Patients with Lewy body dementia (LBD) exhibit extreme sensitivity to conventional antipsychotics, which can severely worsen motor symptoms, cognition, and increase mortality risk. Atypical antipsychotics with lower D2 receptor affinity, such as quetiapine or clozapine, are generally preferred when antipsychotic treatment is unavoidable, with clozapine often considered most effective but requiring careful monitoring. Pimavanserin, a selective 5-HT2A inverse agonist, is also a consideration for psychosis in LBD given its approval for Parkinson's disease psychosis and lack of dopamine receptor antagonism.
What medications worsen Lewy body dementia?

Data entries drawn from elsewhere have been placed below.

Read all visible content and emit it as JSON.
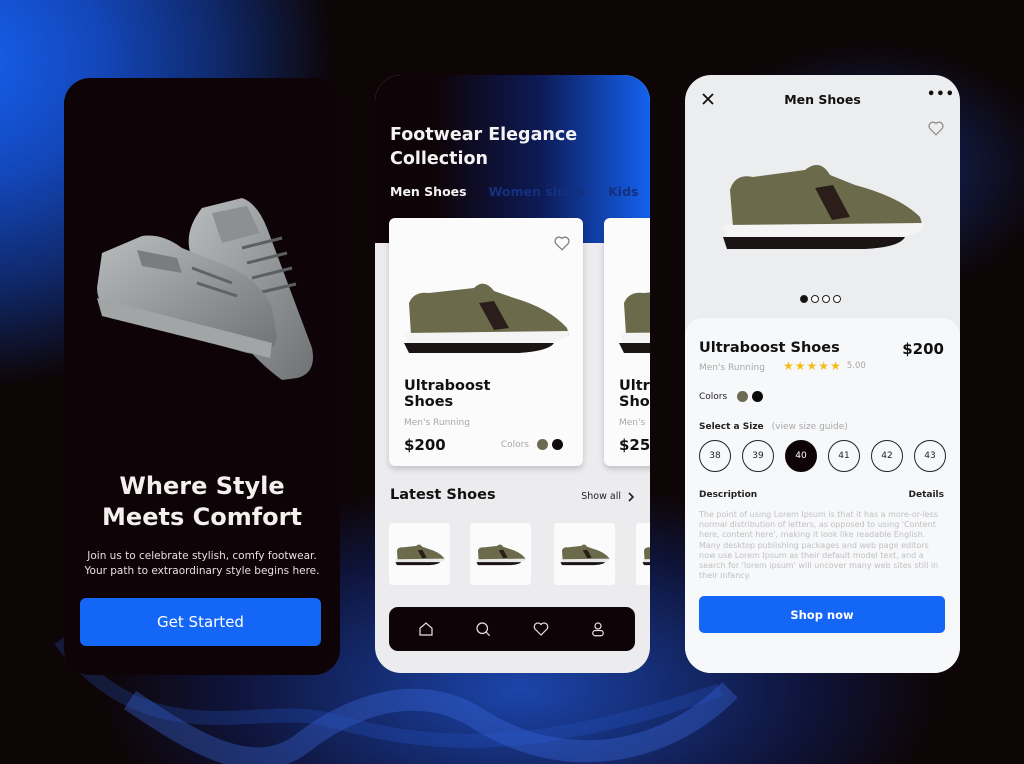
{
  "colors": {
    "accent": "#1466f6",
    "dark": "#0e0407",
    "olive": "#6b6a52",
    "black_swatch": "#0c0a0a",
    "star": "#f3be1c"
  },
  "onboarding": {
    "image": "sneaker-pair-image",
    "title_line1": "Where Style",
    "title_line2": "Meets Comfort",
    "subtitle_line1": "Join us to celebrate stylish, comfy footwear.",
    "subtitle_line2": "Your path to extraordinary style begins here.",
    "cta_label": "Get Started"
  },
  "catalog": {
    "title_line1": "Footwear Elegance",
    "title_line2": "Collection",
    "tabs": [
      {
        "label": "Men Shoes",
        "active": true
      },
      {
        "label": "Women shoes",
        "active": false
      },
      {
        "label": "Kids",
        "active": false
      }
    ],
    "cards": [
      {
        "name_line1": "Ultraboost",
        "name_line2": "Shoes",
        "category": "Men's Running",
        "price": "$200",
        "colors_label": "Colors",
        "favorite_icon": "heart-icon"
      },
      {
        "name_line1": "Ultra",
        "name_line2": "Sho",
        "category": "Men's",
        "price": "$25"
      }
    ],
    "latest": {
      "title": "Latest Shoes",
      "show_all": "Show all",
      "thumb_count": 4
    },
    "nav": [
      {
        "name": "home-icon"
      },
      {
        "name": "search-icon"
      },
      {
        "name": "heart-icon"
      },
      {
        "name": "user-icon"
      }
    ]
  },
  "detail": {
    "header_title": "Men Shoes",
    "close_icon": "close-icon",
    "more_label": "•••",
    "carousel": {
      "count": 4,
      "active_index": 0
    },
    "product": {
      "name": "Ultraboost Shoes",
      "price": "$200",
      "category": "Men's Running",
      "rating_value": 5.0,
      "rating_text": "5.00",
      "stars": [
        "★",
        "★",
        "★",
        "★",
        "★"
      ],
      "colors_label": "Colors"
    },
    "size": {
      "label": "Select a Size",
      "guide": "(view size guide)",
      "options": [
        "38",
        "39",
        "40",
        "41",
        "42",
        "43"
      ],
      "selected": "40"
    },
    "description_label": "Description",
    "details_label": "Details",
    "description_text": "The point of using Lorem Ipsum is that it has a more-or-less normal distribution of letters, as opposed to using 'Content here, content here', making it look like readable English. Many desktop publishing packages and web page editors now use Lorem Ipsum as their default model text, and a search for 'lorem ipsum' will uncover many web sites still in their infancy.",
    "cta_label": "Shop now"
  }
}
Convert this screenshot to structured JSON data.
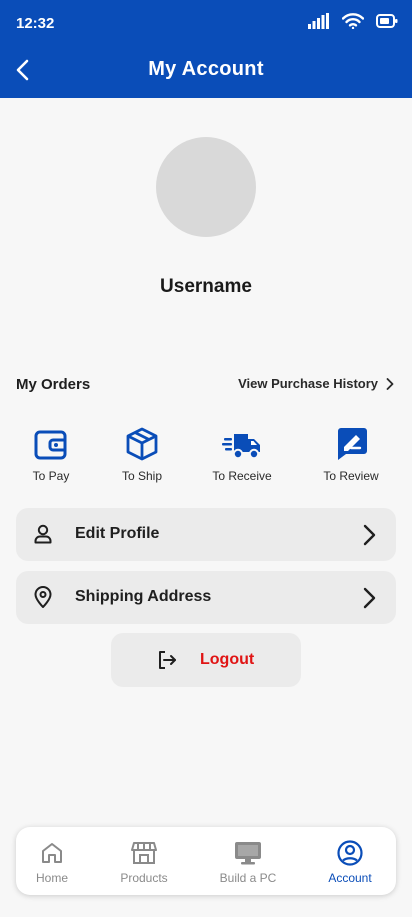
{
  "status_bar": {
    "time": "12:32",
    "icons": [
      "signal-icon",
      "wifi-icon",
      "battery-icon"
    ]
  },
  "header": {
    "title": "My Account",
    "back_icon": "back-arrow-icon",
    "background": "#0a4db8"
  },
  "profile": {
    "username": "Username",
    "avatar_color": "#d9d9d9"
  },
  "orders": {
    "title": "My Orders",
    "history_link": "View Purchase History",
    "items": [
      {
        "label": "To Pay",
        "icon": "wallet-icon"
      },
      {
        "label": "To Ship",
        "icon": "box-icon"
      },
      {
        "label": "To Receive",
        "icon": "truck-icon"
      },
      {
        "label": "To Review",
        "icon": "review-icon"
      }
    ]
  },
  "menu": [
    {
      "label": "Edit Profile",
      "icon": "user-icon"
    },
    {
      "label": "Shipping Address",
      "icon": "location-icon"
    }
  ],
  "logout": {
    "label": "Logout",
    "icon": "logout-icon",
    "color": "#e01414"
  },
  "bottom_nav": {
    "items": [
      {
        "label": "Home",
        "icon": "home-icon",
        "active": false
      },
      {
        "label": "Products",
        "icon": "store-icon",
        "active": false
      },
      {
        "label": "Build a PC",
        "icon": "monitor-icon",
        "active": false
      },
      {
        "label": "Account",
        "icon": "account-icon",
        "active": true
      }
    ],
    "active_color": "#0a4db8",
    "inactive_color": "#8a8a8a"
  }
}
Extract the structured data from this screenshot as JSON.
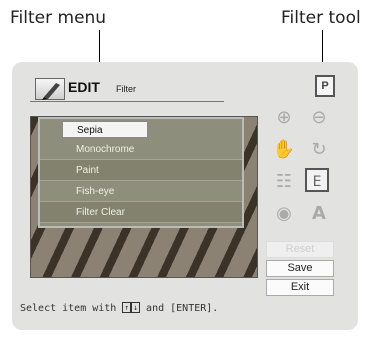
{
  "callouts": {
    "left": "Filter menu",
    "right": "Filter tool"
  },
  "header": {
    "title": "EDIT",
    "subtitle": "Filter",
    "print_icon_label": "P"
  },
  "filter_menu": {
    "items": [
      {
        "label": "Sepia",
        "selected": true
      },
      {
        "label": "Monochrome"
      },
      {
        "label": "Paint"
      },
      {
        "label": "Fish-eye"
      },
      {
        "label": "Filter Clear"
      }
    ]
  },
  "tools": [
    "zoom-in-icon",
    "zoom-out-icon",
    "hand-icon",
    "rotate-icon",
    "adjust-icon",
    "filter-icon",
    "eye-icon",
    "text-icon"
  ],
  "buttons": {
    "reset": "Reset",
    "save": "Save",
    "exit": "Exit"
  },
  "status": {
    "prefix": "Select item with",
    "keys": [
      "↑",
      "↓"
    ],
    "suffix": "and [ENTER]."
  }
}
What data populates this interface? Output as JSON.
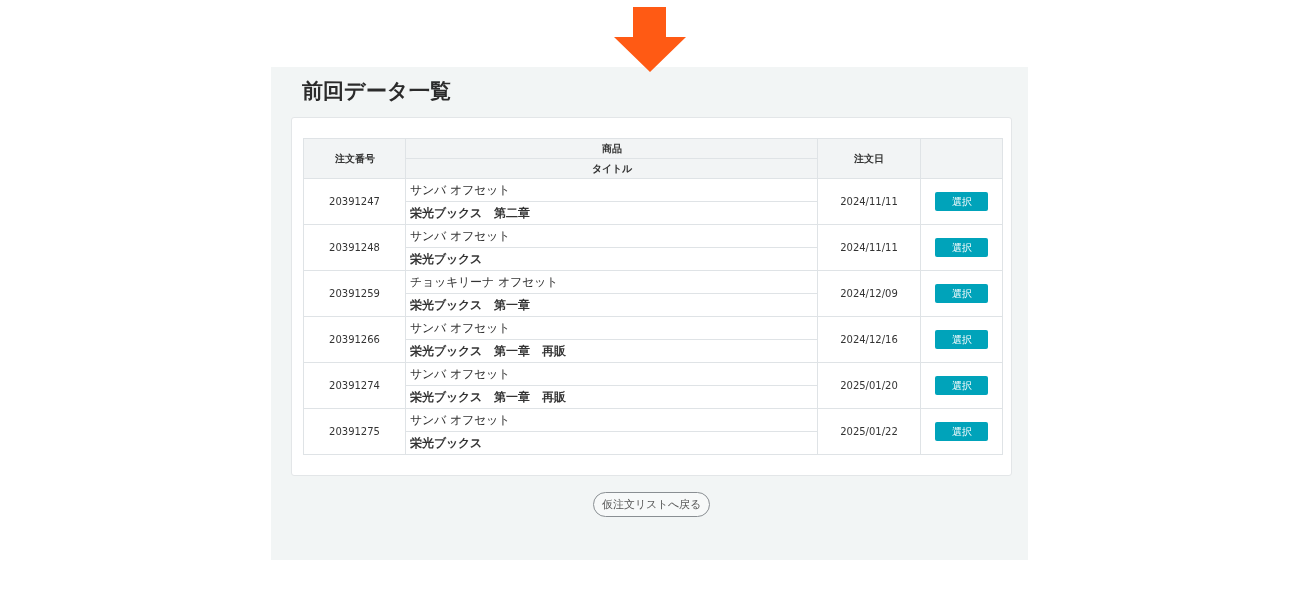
{
  "title": "前回データ一覧",
  "table": {
    "columns": [
      "注文番号",
      "商品",
      "タイトル",
      "注文日"
    ],
    "rows": [
      {
        "order_no": "20391247",
        "product": "サンバ オフセット",
        "title": "栄光ブックス　第二章",
        "date": "2024/11/11",
        "action": "選択"
      },
      {
        "order_no": "20391248",
        "product": "サンバ オフセット",
        "title": "栄光ブックス",
        "date": "2024/11/11",
        "action": "選択"
      },
      {
        "order_no": "20391259",
        "product": "チョッキリーナ オフセット",
        "title": "栄光ブックス　第一章",
        "date": "2024/12/09",
        "action": "選択"
      },
      {
        "order_no": "20391266",
        "product": "サンバ オフセット",
        "title": "栄光ブックス　第一章　再販",
        "date": "2024/12/16",
        "action": "選択"
      },
      {
        "order_no": "20391274",
        "product": "サンバ オフセット",
        "title": "栄光ブックス　第一章　再販",
        "date": "2025/01/20",
        "action": "選択"
      },
      {
        "order_no": "20391275",
        "product": "サンバ オフセット",
        "title": "栄光ブックス",
        "date": "2025/01/22",
        "action": "選択"
      }
    ]
  },
  "back_button": "仮注文リストへ戻る"
}
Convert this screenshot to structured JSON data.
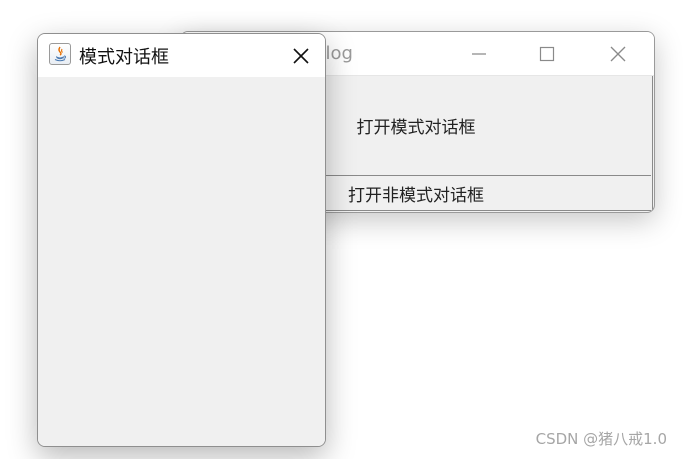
{
  "back_window": {
    "title_visible": "log",
    "open_modal_label": "打开模式对话框",
    "open_nonmodal_label": "打开非模式对话框",
    "icons": [
      "minimize-icon",
      "maximize-icon",
      "close-icon"
    ]
  },
  "modal_dialog": {
    "title": "模式对话框",
    "icon": "java-icon",
    "close_icon": "close-icon"
  },
  "watermark": "CSDN @猪八戒1.0",
  "colors": {
    "window_bg": "#f0f0f0",
    "titlebar_bg": "#ffffff",
    "border": "#8f8f8f",
    "text": "#222222",
    "watermark": "#a6a6a6"
  }
}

Antipsychotics, especially first-generation agents, are largely contraindicated in Lewy body dementia (LBD) due to severe neuroleptic sensitivity, which can precipitate profound parkinsonism, autonomic dysfunction, and even irreversible catatonia or death. Second-generation antipsychotics should be used with extreme caution and at very low doses if absolutely necessary. Additionally, medications with strong anticholinergic properties, dopamine receptor blockers (e.g., certain antiemetics), and benzodiazepines can exacerbate cognitive impairment, parkinsonism, and sedation in LBD patients.
What is the new medication for Parkinson's psychosis?
Pimavanserin (Nuplazid) is the only FDA-approved medication specifically indicated for the treatment of hallucinations and delusions associated with Parkinson's disease psychosis. It is a selective serotonin inverse agonist and antagonist, primarily targeting 5-HT2A receptors. This mechanism allows it to manage psychosis symptoms without directly impacting dopaminergic pathways, thus avoiding exacerbation of motor symptoms.
What is the role of novel agents like zervimesine in managing DLB psychosis?
Novel agents like zervimesine are crucial in addressing the complex challenges of psychosis in Dementia with Lewy Bodies. Traditional antipsychotics often exacerbate motor symptoms and cognitive impairment in DLB patients due to their high sensitivity. These newer therapies aim to provide effective management of psychotic symptoms with a more favorable safety profile, specifically minimizing extrapyramidal side effects and cognitive decline. Their development represents a significant step towards improving the quality of life for individuals living with DLB psychosis.